コロナ禍を乗り切るための新たな試みと成果

新型コロナパンデミックの様々な困難の中、このような歴史的快挙を成し遂げたことは、とても意義深いことです。国境閉鎖からロックダウンなど、国を越えての移動に負の影響を及ぼす中、カナダ移民局は要員を増やし新しい技術やオンライン申請を導入することで、50万もの申請を処理しました。

パンデミック前は、カナダ国外で永住権審査受け、審査が通ってからカナダへ渡航、ランディングして移民になる(=永住者となる)という流れが主流でした。ですが、今年2021年に移民となった大多数は、学生ビザや就労ビザ保持者など、すでにカナダに住みながら永住権取得を目指していた人たちです。カナダ国外から移住する人と、 カナダ国内にいて職歴・学歴を使った永住権カテゴリーを通して移民する人の割合は、 パンデミック前は70%と30%でカナダ国外からの移住者が多数を占めていました。2021年にはこれが逆転し、2021年の永住権取得者のうち、カナダにすでに住んでいる人が70%、残り30%がカナダ国外からの移住者となりました。

エッセンシャルワーカー、医療従事者、留学生、仏語スピーカーを対象にした新しい永住権プログラムも開設されました。

家族の呼び寄せもカナダ移民システムの重要な柱であり、パンデミック状況下であっても継続されました。カナダ国内と国外で離れ離れになってしまった多くのカナダ人とその配偶者や子供たちの再会を可能にする一方、親・祖父母のファミリークラス申請も受け付けました。

また、多くの国が難民受け入れを停止する中、カナダは今も世界の難民にとっての避難場所であり続けています。

 

今後も継続する積極的な移民受け入れ政策

カナダの経済を活性化させ、社会を豊かにし、高齢化社会を進める為には移民が必要です。カナダにある企業の3分の1は移民が所有しており、医療従事者の4分の1は新移民です。

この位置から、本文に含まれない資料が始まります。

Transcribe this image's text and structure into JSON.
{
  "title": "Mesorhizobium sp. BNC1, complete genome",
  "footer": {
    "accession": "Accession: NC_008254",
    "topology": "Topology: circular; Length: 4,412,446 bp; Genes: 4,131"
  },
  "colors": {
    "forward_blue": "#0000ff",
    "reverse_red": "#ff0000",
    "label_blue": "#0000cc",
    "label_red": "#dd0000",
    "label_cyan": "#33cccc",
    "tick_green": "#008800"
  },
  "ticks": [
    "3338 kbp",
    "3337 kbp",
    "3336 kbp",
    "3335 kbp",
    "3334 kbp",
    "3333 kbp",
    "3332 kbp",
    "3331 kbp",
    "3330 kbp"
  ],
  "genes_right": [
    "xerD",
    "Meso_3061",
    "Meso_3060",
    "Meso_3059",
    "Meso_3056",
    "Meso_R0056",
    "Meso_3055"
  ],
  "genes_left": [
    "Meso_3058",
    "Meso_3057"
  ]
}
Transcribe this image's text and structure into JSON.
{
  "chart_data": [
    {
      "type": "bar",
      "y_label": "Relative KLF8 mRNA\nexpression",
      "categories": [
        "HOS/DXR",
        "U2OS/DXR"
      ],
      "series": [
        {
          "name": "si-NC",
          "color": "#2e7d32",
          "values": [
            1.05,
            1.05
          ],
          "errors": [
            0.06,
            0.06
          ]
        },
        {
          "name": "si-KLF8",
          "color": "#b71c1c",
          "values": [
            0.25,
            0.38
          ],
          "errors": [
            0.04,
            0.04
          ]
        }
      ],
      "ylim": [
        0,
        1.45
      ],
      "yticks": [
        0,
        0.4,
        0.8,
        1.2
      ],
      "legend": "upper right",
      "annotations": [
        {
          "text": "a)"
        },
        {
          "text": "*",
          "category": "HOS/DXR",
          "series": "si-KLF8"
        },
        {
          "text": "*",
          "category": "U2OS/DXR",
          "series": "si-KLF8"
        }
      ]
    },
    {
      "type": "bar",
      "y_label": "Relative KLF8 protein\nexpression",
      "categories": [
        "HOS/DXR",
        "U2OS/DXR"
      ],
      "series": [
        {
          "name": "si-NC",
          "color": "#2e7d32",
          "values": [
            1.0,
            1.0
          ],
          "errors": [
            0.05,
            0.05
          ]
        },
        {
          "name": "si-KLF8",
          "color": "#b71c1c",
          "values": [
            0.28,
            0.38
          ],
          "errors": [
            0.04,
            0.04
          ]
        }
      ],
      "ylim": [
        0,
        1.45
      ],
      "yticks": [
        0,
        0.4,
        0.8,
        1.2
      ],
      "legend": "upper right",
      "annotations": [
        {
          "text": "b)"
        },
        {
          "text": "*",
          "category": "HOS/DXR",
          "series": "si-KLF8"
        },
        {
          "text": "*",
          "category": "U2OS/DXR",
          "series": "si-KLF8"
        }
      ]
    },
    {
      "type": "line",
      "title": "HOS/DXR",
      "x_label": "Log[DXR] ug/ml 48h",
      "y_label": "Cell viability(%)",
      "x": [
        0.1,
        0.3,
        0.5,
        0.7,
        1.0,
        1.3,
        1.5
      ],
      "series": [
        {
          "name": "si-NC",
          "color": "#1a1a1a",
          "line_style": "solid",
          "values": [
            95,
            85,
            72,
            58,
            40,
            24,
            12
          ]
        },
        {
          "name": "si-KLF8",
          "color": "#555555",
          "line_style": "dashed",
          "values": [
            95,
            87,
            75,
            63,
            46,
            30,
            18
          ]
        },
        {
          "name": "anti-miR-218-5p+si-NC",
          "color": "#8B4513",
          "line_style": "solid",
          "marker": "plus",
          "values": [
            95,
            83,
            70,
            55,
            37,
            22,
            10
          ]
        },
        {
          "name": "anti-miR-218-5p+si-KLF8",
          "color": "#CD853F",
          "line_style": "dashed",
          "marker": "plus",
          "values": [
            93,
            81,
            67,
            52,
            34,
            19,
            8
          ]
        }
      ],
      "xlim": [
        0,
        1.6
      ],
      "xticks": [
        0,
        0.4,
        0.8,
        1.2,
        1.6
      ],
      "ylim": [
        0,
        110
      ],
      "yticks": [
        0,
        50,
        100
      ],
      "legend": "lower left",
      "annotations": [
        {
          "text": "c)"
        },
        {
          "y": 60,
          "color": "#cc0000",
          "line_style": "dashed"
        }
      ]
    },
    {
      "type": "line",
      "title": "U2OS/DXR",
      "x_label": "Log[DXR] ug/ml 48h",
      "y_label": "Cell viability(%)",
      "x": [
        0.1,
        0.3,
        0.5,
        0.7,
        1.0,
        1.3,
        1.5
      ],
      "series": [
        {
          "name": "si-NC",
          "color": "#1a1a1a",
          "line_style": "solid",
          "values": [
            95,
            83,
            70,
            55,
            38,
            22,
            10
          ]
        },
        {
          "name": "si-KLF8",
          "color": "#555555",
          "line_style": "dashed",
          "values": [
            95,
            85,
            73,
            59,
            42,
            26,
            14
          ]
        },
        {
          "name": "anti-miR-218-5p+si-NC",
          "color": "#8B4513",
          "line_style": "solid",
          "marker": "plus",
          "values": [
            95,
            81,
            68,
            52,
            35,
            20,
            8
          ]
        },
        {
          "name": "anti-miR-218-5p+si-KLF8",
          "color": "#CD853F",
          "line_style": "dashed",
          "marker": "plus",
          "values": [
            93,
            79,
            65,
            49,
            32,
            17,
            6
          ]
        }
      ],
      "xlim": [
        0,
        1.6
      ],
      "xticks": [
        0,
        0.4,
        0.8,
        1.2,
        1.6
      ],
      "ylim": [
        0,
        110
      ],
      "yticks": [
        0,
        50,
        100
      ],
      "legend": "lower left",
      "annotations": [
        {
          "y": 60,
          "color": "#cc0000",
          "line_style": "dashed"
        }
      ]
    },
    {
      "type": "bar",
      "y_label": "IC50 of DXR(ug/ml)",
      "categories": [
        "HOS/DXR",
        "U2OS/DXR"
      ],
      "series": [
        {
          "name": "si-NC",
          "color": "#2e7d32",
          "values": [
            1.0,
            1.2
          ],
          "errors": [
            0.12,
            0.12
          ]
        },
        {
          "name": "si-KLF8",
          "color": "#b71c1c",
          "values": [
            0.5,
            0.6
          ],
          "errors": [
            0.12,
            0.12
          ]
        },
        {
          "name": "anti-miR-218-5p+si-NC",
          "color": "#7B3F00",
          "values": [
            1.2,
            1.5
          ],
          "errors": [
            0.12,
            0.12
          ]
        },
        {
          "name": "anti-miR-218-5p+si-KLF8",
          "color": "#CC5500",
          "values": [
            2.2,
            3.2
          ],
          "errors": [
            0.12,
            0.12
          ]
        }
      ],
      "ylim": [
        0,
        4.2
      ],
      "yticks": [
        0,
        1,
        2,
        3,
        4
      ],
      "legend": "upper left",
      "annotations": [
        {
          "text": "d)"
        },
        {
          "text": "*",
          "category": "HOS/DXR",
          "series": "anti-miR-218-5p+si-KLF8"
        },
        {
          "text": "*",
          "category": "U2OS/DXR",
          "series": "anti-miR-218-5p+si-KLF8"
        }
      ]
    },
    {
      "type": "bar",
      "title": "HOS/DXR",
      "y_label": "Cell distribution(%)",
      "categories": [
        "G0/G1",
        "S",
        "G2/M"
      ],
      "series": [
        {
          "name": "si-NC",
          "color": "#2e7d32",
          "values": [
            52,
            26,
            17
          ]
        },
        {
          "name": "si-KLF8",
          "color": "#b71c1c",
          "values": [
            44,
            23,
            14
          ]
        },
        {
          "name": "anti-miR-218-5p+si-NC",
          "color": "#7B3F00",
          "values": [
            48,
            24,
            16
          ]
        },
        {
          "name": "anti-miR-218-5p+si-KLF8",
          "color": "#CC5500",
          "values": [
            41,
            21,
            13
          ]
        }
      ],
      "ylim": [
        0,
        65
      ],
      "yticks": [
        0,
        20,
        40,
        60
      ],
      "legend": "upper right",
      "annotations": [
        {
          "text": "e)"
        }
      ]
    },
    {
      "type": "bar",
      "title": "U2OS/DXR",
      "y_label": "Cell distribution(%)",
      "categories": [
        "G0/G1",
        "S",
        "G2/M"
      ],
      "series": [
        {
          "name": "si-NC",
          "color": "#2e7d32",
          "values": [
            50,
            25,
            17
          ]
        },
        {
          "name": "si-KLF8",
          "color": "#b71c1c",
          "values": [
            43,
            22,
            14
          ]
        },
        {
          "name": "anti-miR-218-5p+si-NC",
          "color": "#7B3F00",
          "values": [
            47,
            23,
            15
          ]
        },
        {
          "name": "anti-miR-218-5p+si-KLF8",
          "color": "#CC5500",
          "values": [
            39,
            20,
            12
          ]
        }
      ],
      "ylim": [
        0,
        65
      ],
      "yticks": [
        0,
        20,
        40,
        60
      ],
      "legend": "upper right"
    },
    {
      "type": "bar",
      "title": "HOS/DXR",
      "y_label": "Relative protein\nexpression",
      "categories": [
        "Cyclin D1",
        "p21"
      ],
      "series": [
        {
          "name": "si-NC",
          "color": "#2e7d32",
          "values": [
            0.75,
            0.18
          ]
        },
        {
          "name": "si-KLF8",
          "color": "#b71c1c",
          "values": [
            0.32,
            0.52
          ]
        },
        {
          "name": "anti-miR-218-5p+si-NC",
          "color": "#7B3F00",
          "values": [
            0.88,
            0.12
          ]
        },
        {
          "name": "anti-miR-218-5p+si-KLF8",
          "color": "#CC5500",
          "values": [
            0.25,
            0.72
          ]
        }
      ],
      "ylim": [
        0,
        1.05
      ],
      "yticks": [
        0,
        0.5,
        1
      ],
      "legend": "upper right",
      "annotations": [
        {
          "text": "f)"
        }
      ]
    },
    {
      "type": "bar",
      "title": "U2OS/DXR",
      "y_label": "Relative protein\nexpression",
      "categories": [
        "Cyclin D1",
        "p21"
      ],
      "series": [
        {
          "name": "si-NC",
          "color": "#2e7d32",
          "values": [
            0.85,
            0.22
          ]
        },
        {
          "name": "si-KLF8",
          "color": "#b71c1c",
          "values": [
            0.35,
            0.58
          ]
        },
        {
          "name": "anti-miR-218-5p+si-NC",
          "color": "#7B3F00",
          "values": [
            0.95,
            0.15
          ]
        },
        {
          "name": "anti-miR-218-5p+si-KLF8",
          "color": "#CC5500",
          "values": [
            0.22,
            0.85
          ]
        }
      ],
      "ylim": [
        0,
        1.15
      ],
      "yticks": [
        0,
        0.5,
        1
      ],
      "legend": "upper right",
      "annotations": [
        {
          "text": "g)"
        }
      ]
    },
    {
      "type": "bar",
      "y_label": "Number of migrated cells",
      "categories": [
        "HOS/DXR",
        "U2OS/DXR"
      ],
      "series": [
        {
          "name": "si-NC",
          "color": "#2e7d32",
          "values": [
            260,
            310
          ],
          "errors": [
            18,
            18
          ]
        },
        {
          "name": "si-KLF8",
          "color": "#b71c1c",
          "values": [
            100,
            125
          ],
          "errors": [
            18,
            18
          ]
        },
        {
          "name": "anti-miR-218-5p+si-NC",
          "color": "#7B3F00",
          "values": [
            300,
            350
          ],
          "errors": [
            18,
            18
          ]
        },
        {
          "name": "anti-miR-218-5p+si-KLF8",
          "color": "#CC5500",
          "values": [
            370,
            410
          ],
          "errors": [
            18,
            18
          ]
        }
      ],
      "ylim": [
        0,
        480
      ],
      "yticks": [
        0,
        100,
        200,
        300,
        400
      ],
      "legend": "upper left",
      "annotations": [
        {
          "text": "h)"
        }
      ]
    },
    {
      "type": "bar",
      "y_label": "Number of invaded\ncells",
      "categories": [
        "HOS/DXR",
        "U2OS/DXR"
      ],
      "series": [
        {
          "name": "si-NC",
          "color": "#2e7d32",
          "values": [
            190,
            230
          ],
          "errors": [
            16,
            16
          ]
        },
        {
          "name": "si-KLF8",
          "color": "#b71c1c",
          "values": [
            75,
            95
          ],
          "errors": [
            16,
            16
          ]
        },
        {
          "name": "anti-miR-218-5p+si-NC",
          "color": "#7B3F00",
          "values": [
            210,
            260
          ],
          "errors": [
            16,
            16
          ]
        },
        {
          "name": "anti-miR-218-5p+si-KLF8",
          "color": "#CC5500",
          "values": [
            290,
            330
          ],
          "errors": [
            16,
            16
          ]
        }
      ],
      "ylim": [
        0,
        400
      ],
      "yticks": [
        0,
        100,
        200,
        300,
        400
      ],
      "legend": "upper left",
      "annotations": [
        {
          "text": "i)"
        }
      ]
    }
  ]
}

事業・労働市場の専門家も移民が仕事を作り出し、革新をもたらし、労働不足を補うことを認めています。

フレイザー移民大臣は、『昨年、野心的な目標を立て、今年それを達成できました。一年間でこんなに多くの新移民を受け入れられたことは、我が国にとって歴史的快挙です。』と語っており、目標達成に向けて尽力をしてくれたカナダ政府の全てのスタッフに感謝を述べています。新移民となった40万人以上の人たちが、今後カナダに貢献してくれることも期待しています。

2021-2023年の移民プランの一環として、2022年には411,000人、2023年には421,000人の受け入れを目標にしています。フレイザー移民大臣は2022年2月10日に新しい移民レベルプランを発表する予定にしており、2022-2023年の目標よりさらに多い数を目標にする可能性もあります。